Joana Dias, enquanto moderadora deste webinar, começou por realçar a importância dos 25 anos de construção da soberania alimentar, que é um tema que tem vindo ao longo do tempo a ser incluído não só como tema de discussão nas agendas internacionais, mas também a nível nacional, pelo que alguns governos têm incluído nas suas próprias políticas e constituições a questão da soberania alimentar. E, frisou ainda, que foram 25 anos de muita luta, muito empenho, de muitos avanços e recuos, mas que houve sem dúvida um reconhecimento muito claro da importância da soberania alimentar, salientando a aprovação, em 2018, da declaração dos direitos campesinos por parte da Assembleia Geral das Nações Unidas e, desde 2015, o reconhecimento da agroecologia na agenda política das Nações Unidas.
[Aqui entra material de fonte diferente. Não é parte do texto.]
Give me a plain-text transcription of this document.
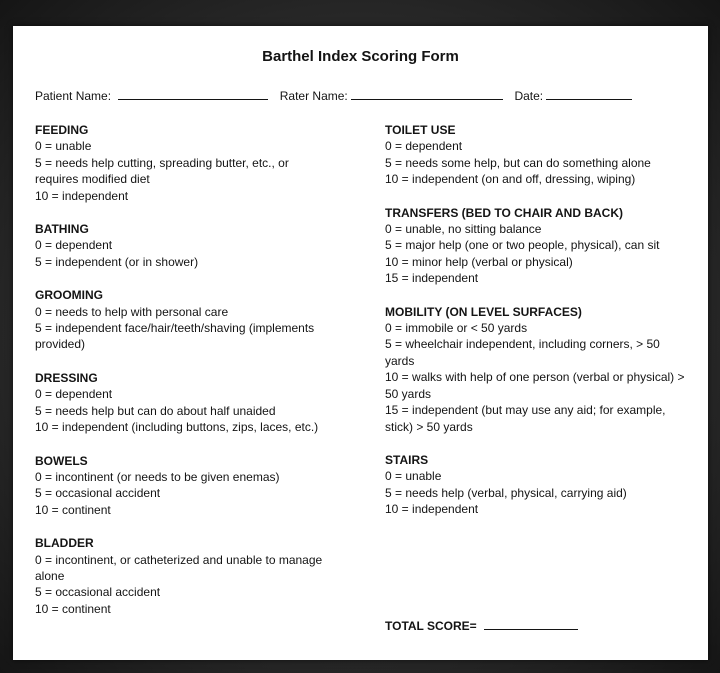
Barthel Index Scoring Form
Patient Name:	Rater Name:	Date:
FEEDING
0 = unable
5 = needs help cutting, spreading butter, etc., or requires modified diet
10 = independent
BATHING
0 = dependent
5 = independent (or in shower)
GROOMING
0 = needs to help with personal care
5 = independent face/hair/teeth/shaving (implements provided)
DRESSING
0 = dependent
5 = needs help but can do about half unaided
10 = independent (including buttons, zips, laces, etc.)
BOWELS
0 = incontinent (or needs to be given enemas)
5 = occasional accident
10 = continent
BLADDER
0 = incontinent, or catheterized and unable to manage alone
5 = occasional accident
10 = continent
TOILET USE
0 = dependent
5 = needs some help, but can do something alone
10 = independent (on and off, dressing, wiping)
TRANSFERS (BED TO CHAIR AND BACK)
0 = unable, no sitting balance
5 = major help (one or two people, physical), can sit
10 = minor help (verbal or physical)
15 = independent
MOBILITY (ON LEVEL SURFACES)
0 = immobile or < 50 yards
5 = wheelchair independent, including corners, > 50 yards
10 = walks with help of one person (verbal or physical) > 50 yards
15 = independent (but may use any aid; for example, stick) > 50 yards
STAIRS
0 = unable
5 = needs help (verbal, physical, carrying aid)
10 = independent
TOTAL SCORE=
Nélia Neves | FIAN Portugal
Com foco na declaração das Nações Unidas pelos direitos dos/as camponeses/as e dos/as trabalhadores/as de zonas rurais, Nélia Neves destacou que a declaração aprovada em 2018 é resultado de 20 anos de mobilização pelos direitos campesinos. Neste sentido, referiu que o principal objetivo desta declaração é dar resposta às múltiplas formas de discriminação que os/as trabalhadores/as rurais enfrentam, alertando que muitas vezes os produtores dos alimentos que todos nós consumimos não têm condições para alimentar a sua família.
Considerando as implicações para o contexto português e tendo em conta a situação que vivemos atualmente em Portugal, a oradora preveniu que o direito à alimentação adequada não está previsto explicitamente na constituição portuguesa, estando apenas implícito através de artigos como o direito à vida e à saúde. Mencionou também que, neste sentido, torna-se fulcral incluir nas políticas nacionais e locais um enquadramento que contribua para promover os direitos e a dignidade provenientes da alimentação e nutrição adequadas.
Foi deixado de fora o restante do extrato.